- Page count: 109 pages
- Publisher: 21g

Creative team
- Writer: Alex Nikolavitch [fr]
- Artist: Lara Lee; Gervasio Benitez; Carlos Aon; ;

Original publication
- Date of publication: 28 February 2018
- Language: French
- ISBN: 9791093111216

Translation
- Publisher: Pegasus
- Date: 2018
- ISBN: 978-1-68177-855-6
- Translator: Ivanka Hahnenberger

= H. P. Lovecraft: He Who Wrote in the Darkness =

2018 comic book by Alex Nikolavitch, Gervasio Benitez, Lara Lee and Carlos Aon

H. P. Lovecraft: He Who Wrote in the Darkness (Howard P. Lovecraft. Celui qui écrivait dans les ténèbres) is a 2018 French comic book written by Alex Nikolavitch and illustrated by Lara Lee, Gervasio Benitez and Carlos Aon. It is a biography about the American horror writer H. P. Lovecraft, focusing on his friendships with people such as Robert E. Howard and Harry Houdini and the inspirations for his stories.

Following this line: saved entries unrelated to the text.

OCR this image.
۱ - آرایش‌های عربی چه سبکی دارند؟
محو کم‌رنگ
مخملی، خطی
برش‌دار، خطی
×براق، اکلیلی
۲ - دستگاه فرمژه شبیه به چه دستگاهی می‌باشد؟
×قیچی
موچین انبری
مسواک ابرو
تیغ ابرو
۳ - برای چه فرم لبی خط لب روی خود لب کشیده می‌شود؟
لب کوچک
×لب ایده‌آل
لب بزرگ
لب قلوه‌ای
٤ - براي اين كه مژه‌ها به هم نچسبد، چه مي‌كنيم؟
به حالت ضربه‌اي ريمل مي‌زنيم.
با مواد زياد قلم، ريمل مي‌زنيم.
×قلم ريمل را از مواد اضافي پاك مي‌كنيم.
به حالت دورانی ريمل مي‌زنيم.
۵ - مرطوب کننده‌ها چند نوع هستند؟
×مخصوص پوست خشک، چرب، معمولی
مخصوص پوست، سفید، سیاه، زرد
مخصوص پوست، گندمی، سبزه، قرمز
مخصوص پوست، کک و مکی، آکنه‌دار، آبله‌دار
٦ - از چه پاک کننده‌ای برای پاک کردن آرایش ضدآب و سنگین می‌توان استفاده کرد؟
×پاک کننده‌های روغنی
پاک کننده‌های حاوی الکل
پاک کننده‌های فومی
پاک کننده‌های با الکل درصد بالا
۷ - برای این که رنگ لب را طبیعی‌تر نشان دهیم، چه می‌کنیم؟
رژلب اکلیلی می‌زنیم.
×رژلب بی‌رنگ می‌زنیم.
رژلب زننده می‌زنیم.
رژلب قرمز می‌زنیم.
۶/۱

The book was published in French by 21g on 28 February 2018. It appeared in English translation the same year. Publishers Weekly called it "well-crafted and clear" with "expressive character designs", but wrote that it "dodges the hard questions in favor of friendlier anecdotes", for example by skipping over Lovecraft's relationship with his estranged wife Sonia.